# Need some input for authors similar to Clive Cussler...



## mpillow/mpillow (Nov 10, 2009)

Dale Brown but not as technical as Tom Clancy...

Anyone like David Poyer?

Vince Flynn?

Anyone else in the similar vein?


----------



## AngieM2 (May 10, 2002)

Read Chuck Holton's fiction series. It's been compared to Clive Cussler. I have all of the Cussler books (in all three streams) and love them all.

Chuck's are the closest I've found to Clive's.


----------



## AngieM2 (May 10, 2002)

The "Brown" books (Angels and Demons, etc.) are very good. He has 3 I've read and one new one I need to get to reading. They are tech, and somewhat mystery.


----------



## FourDeuce (Jun 27, 2002)

Stephen Hunter was pretty good on the Bob Lee Swagger books, but some of his other books weren't as good. The movie Shooter was based on his book, Point of Impact.


----------



## DaleK (Sep 23, 2004)

James Rollins is kind of similar.


----------



## travlnusa (Dec 12, 2004)

WEB Griffin, read them in order

John Sanford, suggested to read in order.


----------



## Randy Rooster (Dec 14, 2004)

Book by Brinkley called 
" the Last Ship"

it is actually a survival related theme


----------



## Randy Rooster (Dec 14, 2004)

try a book by an author named Brinkley called The Last Ship.

Its a survival related theme too/

Cusslers earlier books were his best- his latest stuff seems a bit too over the top,


----------



## Aohtee (Aug 26, 2003)

Here's an "if you like" list. 

http://www.blackstone.lioninc.org/ifyoulike.pdf

Find your favorite author and the list of writers with the same style.


----------



## kabri (May 14, 2002)

Wilbur Smith!! I like his books better than Clive!


----------



## Jerngen (May 22, 2006)

I am an avid reader but horrible with author names (altho I did recognize Clive Cussler). As I was sitting here trying to remember names I decided to go to google.com and type in "If you like Clive Cussler try" (without the marks) and then hit enter. Many great authors and books came up along the same theme/genre as his


----------



## DaleK (Sep 23, 2004)

Cussler's books have been going downhill since he stopped writing them himself.


----------



## AngieM2 (May 10, 2002)

DaleK said:


> Cussler's books have been going downhill since he stopped writing them himself.


They vary some depending on the co=-author.

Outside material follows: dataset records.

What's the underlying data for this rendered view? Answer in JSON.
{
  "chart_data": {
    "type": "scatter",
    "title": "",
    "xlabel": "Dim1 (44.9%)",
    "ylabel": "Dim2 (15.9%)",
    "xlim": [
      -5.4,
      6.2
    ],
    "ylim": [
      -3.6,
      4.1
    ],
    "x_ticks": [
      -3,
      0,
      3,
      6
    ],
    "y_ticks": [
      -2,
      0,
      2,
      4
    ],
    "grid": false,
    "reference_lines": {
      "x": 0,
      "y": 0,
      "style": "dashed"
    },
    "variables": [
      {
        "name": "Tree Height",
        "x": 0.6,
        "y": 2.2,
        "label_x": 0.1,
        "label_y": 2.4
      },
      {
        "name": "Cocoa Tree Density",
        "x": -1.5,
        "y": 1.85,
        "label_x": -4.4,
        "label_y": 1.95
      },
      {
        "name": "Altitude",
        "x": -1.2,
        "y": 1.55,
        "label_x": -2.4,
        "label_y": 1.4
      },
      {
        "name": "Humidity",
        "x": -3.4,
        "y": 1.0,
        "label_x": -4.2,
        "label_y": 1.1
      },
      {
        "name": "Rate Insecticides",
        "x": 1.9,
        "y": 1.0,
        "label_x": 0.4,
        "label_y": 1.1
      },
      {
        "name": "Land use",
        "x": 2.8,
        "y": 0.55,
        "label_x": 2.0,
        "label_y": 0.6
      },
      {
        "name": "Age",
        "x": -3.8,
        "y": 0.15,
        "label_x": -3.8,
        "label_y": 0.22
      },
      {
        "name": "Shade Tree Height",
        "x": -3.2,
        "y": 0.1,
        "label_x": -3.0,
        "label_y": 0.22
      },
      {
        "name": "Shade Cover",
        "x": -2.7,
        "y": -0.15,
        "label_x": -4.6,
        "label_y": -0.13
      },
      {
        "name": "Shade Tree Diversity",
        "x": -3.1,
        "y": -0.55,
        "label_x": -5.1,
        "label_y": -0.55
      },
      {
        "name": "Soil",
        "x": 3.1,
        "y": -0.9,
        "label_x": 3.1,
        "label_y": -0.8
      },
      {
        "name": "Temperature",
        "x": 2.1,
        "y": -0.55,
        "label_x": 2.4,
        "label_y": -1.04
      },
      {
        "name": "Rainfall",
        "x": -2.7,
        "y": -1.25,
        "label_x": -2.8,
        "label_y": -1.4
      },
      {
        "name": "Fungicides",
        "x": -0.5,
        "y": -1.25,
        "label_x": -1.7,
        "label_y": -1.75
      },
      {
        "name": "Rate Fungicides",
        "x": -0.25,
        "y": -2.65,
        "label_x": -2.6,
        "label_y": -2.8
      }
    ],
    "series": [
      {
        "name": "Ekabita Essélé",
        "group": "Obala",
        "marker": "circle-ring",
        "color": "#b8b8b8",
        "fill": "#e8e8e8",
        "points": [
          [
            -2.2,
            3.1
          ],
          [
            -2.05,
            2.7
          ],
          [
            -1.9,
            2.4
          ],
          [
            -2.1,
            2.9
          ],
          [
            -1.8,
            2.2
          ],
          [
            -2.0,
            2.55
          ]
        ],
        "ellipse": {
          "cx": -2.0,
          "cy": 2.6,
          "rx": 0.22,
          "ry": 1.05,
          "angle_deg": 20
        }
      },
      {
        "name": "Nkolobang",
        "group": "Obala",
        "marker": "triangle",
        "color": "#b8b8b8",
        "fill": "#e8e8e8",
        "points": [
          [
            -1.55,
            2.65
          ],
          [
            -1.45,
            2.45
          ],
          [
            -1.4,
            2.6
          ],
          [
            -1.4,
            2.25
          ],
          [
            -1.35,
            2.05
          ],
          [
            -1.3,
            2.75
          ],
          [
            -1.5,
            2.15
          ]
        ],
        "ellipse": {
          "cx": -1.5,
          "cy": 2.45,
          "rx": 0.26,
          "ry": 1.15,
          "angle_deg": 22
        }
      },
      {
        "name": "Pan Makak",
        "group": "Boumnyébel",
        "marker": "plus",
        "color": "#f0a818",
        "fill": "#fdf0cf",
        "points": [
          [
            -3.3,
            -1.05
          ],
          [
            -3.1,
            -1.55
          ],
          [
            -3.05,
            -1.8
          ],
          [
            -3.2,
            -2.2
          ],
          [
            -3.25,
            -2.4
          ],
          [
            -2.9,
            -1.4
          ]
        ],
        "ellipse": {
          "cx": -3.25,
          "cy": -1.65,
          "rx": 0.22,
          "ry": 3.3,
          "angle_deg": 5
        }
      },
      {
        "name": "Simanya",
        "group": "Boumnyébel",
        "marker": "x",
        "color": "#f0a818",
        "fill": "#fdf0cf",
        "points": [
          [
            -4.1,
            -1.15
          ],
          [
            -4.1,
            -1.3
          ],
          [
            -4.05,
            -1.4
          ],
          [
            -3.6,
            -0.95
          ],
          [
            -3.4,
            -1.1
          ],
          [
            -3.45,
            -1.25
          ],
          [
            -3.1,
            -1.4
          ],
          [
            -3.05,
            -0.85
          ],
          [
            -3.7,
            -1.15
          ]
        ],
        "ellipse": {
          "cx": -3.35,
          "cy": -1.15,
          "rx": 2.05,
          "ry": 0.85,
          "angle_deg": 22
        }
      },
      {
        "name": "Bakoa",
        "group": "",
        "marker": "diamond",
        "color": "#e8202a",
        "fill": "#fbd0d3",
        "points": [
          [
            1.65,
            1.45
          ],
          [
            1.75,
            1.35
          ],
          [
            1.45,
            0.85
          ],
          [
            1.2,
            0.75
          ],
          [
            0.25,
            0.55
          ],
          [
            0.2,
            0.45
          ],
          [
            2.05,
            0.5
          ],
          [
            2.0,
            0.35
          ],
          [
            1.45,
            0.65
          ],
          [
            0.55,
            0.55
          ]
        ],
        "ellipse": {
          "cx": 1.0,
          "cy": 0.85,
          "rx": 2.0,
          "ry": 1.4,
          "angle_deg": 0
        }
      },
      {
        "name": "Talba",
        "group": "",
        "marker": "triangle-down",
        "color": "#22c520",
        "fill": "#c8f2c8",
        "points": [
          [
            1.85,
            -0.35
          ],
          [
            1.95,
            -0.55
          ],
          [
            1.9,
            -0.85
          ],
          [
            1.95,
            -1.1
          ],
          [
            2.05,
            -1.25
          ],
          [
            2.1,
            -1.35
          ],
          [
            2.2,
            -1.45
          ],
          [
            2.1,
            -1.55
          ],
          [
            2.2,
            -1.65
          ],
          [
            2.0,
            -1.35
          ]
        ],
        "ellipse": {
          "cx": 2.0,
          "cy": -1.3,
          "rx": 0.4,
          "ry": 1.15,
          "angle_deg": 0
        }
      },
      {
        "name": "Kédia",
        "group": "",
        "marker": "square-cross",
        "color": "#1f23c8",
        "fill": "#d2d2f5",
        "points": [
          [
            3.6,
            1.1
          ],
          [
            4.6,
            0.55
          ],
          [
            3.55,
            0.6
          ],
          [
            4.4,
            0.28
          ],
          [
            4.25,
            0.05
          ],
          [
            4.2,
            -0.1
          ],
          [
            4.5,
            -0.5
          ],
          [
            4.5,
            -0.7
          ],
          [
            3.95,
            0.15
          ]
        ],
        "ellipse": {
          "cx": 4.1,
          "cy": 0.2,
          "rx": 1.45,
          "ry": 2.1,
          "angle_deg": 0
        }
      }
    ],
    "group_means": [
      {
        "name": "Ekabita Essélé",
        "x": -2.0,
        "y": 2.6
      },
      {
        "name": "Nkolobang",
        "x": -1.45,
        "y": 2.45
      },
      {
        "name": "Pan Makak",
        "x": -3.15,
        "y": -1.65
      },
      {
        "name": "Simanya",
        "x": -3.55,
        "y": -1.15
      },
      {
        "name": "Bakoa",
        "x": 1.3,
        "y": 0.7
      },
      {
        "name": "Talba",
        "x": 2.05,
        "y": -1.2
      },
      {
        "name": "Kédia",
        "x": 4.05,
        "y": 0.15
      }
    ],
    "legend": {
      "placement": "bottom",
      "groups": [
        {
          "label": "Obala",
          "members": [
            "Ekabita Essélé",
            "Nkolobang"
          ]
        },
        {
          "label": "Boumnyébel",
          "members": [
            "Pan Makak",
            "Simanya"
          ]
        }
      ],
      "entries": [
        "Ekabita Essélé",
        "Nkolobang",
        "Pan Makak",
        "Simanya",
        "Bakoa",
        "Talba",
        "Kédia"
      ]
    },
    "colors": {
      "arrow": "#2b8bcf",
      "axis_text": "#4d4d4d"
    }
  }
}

Are you reading all the different series? I'm rather liking the one with Cabrillo as chairman,


----------



## DaleK (Sep 23, 2004)

I've read most of them Angie. Some of the "co"-authors are better than others, but still...


----------



## AngieM2 (May 10, 2002)

Then you just go back to the Meditterian Caper and start over.


----------